Davies discusses the work of Ilya Prigogine on self-organizing systems. When energy systems are driven far from equilibrium they can exhibit spontaneous changes in behavior that are unpredictable. New self-organized structures may be formed leading to increased complexity and variety.


Davies, Paul The Cosmic Blueprint Simon & Schuster, New York 1989 [abstract— 170 words] — self-organized structures

Traditional science studies systems that can be reduced to a few fundamental interactions described by deterministic laws.

Now a completely new view of nature is emerging which recognizes that many phenomena, phase changes and turbulent whorls for example, fall outside the conventional framework. Such systems exhibit abrupt transitions to new states which have very different properties. They have sudden leaps to much more elaborate and complex arrangements. Systems that undergo such transitions are referred to as self-organizing.
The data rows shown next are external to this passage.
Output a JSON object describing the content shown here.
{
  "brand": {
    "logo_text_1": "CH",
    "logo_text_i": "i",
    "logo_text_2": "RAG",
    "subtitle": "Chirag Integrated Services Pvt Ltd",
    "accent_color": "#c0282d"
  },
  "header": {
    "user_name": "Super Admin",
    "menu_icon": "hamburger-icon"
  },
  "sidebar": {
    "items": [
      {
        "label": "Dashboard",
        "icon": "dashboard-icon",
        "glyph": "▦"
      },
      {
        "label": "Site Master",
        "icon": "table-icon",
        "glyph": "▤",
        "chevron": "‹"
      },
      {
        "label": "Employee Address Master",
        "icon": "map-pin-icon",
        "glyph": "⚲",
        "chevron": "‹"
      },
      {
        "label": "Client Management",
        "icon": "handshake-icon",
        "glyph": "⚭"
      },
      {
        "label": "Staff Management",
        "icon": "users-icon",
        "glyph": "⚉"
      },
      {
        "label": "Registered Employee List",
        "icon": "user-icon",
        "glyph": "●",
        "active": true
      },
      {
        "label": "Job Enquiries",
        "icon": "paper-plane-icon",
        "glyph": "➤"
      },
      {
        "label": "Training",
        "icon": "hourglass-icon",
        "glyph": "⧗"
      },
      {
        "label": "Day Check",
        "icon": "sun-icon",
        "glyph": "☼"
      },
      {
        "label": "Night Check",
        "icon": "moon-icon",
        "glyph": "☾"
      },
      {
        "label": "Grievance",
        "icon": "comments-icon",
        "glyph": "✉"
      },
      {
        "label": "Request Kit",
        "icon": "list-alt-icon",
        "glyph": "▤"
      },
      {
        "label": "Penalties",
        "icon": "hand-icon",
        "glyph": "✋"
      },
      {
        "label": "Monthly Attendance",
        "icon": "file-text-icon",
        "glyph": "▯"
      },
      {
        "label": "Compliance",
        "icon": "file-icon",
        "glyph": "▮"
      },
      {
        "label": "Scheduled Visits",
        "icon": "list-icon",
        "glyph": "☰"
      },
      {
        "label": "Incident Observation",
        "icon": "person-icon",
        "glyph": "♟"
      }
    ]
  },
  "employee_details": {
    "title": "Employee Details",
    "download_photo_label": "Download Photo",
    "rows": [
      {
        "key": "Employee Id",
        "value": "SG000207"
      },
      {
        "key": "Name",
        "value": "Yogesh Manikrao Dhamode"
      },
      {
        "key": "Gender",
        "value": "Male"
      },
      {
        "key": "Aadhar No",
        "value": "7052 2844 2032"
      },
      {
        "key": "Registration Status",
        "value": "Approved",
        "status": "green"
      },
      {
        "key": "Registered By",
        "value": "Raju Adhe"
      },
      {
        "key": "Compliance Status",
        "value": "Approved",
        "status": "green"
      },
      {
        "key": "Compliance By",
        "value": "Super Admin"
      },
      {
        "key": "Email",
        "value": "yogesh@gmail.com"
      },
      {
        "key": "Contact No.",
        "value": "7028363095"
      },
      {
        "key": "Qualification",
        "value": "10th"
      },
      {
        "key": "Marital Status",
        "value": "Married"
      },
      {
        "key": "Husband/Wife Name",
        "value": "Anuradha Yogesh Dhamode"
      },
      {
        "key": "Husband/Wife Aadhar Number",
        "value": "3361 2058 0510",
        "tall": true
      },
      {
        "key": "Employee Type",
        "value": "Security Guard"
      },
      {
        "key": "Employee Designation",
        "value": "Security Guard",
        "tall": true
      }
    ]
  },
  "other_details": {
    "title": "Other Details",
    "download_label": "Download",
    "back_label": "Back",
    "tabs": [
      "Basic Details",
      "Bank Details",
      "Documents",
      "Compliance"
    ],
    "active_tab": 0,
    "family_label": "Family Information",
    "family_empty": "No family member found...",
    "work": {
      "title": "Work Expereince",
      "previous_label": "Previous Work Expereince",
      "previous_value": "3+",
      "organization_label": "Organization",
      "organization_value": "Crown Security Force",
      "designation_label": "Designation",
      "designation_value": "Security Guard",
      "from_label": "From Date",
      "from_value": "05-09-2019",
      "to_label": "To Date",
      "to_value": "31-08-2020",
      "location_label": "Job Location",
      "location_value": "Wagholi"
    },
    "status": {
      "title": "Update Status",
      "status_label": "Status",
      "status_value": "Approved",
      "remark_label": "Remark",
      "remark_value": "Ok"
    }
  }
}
Self-organization has been found in astronomy, physics, chemistry and biology.

Systems driven far from equilibrium by the input of energy tend to undergo abrupt spontaneous changes of behavior. They may start to behave erratically, or to organize themselves into new and unexpected forms. They are called dissipative structures because they not only absorb energy but they characteristically give it off as they maintain themselves. Living organisms are among the prime examples.

Self-organized systems are the source of order in the universe, bringing unpredictability, evolving complexity and variety into being.